As the professional snow and ice management industry drives to find deicing products and techniques that more efficiently and less adversely impact our environment, much of the focus has been on performance of compounds and deicer blends. However, not enough attention has been given to the chemical profiles of the products. While we all have seen the undeniable improved performance of treated salt and deicing products that allow snow professionals to use less materials to do the same job, very little attention has been given to potential contaminants contained in those deicers.
Products like magnesium chloride and calcium chloride are predominately manufactured and have multiple steps in their respective manufacturing processes that help to remove unwanted contaminants, but this does not apply to products that are mined, evaporated, and then presented to the market in raw form.
For calcium chloride, there is essentially no “natural” calcium chloride that is 100 percent pure. Like magnesium chloride, it is generally coupled with other mineral chlorides that may or may not be removed and converted for other uses. The Great Salt Lake and the Dead Sea are both inland ancient seas that have evaporated and concentrated over many tens of thousands of years. Those mineral concentrations contain other beneficial minerals such as potassium, which is a primary ingredient in fertilizers, and in some cases lithium which is used in storage batteries. Those materials are macro-components of the brines. What we need to understand better going forward are the micro-components that find their way into these brines and all of their derivatives.

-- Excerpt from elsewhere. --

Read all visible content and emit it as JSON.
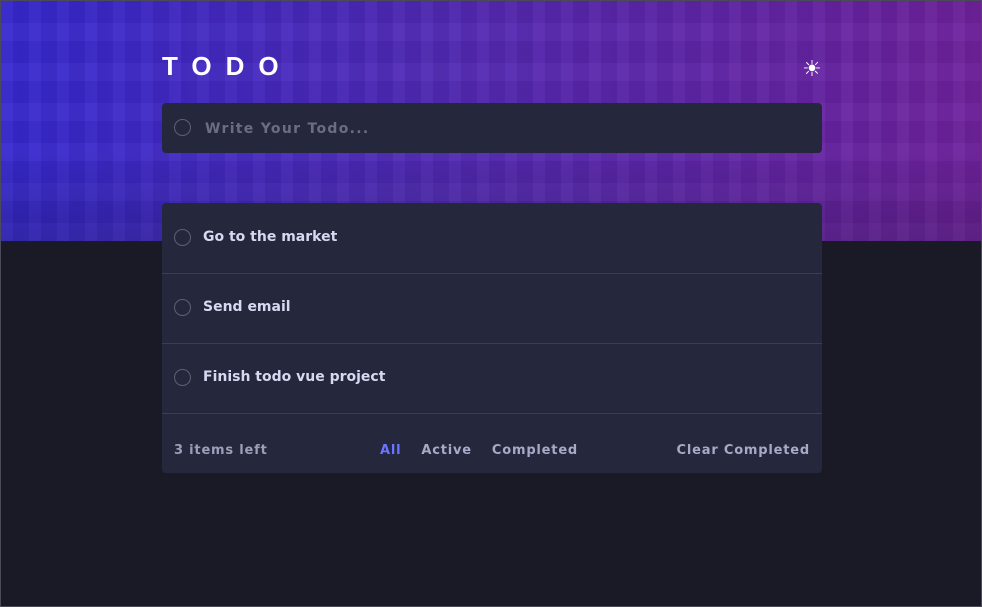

In 1984, the USGS conducted water sampling testing on fresh water in Jordan River that flows into the Great Salt Lake. While we expect to find some contaminants in river water like silt and minerals, we may not be expecting compounds in the form of lead, cyanide, mercury, phenol, chromium, arsenic, dioxins, furans, and hexachlorobenze. However, they were all detected in the USGS report along with pesticides, herbicides, and plenty of other surface run-off contaminants to cause concern. Mercury levels for example were 24 times greater than the state standard. Poly chlorinated biphenols, PCB’s, which were used in transformer oils and have been banned for use for 40 years also showed up from the now defunct US Magnesium Superfund site. All of this water flows into the Great Salt Lake and ultimately will be collected in brines harvested and dried for potash, salt, and other chemical product production. This is not unique to the Great Salt Lake. We have been carelessly managing waste products for hundreds of years as a planet, and now those wastes are showing up in our deicing products.
Recently, there has been more reporting and attention to microplastics in table salt, which is on your kitchen table and consumed by everyone. How in the world can microplastics get into salt for human consumption? These orphan disposed plastics are in the sea and when seawater is evaporated for use in food and other applications, the plastics come with it. Consuming “sea salt” because you believe that it is a healthier choice than manufactured salt is likely a false sense of security; 90 percent of salt sold around the world contains microplastics, according to a recent CBS news report.
This brings me to my main concern: Road salt and unwanted impurities. As we have widely embraced road salt for winter safety over the past 70 years since its first use, we may be moving contained contaminants from the source to our front doors. While is its pretty unlikely that you will find microplastics in salt mined underground, or that you will see pesticides and other surface-derived contaminants in deep-mined salt, surface sources are different.
Much of the focus and concern with road salt “contamination” has been towards runoff of the leftover salt from winter highway operations seeping into the groundwater and elevating chloride and sodium levels in drinking water sources, nearly no consideration is given to what else that salt may contain and may also be building up in our environment. Studies by the University of VA and Northeastern University found that Fishers Landing, NY, a small community along the St. Lawrence, River, began seeing substantially elevated levels of chlorides and sodium in drinking water. At this point, nobody is looking for the other potential contaminants that may come with the road salt depending upon its source.
This article attempts to raise awareness with snow management professionals about source-point contamination from winter snow and ice operations, and, to have contractors pay more attention to their deicing material sources and demand statements from your suppliers that attest to their product’s ingredients and trace analysis. If you are a private contractor applying salt to a property, and that property later develops a contamination problem, it is far better to be ahead of that problem and know if you were the source.
While I don’t have a lot of answers or recommendations, I feel strongly our industry needs to be the ones that drive the process for using less and much cleaner materials and full disclosure of ingredients. This begins with understanding exactly what is in the products you are applying to your own or your client’s property.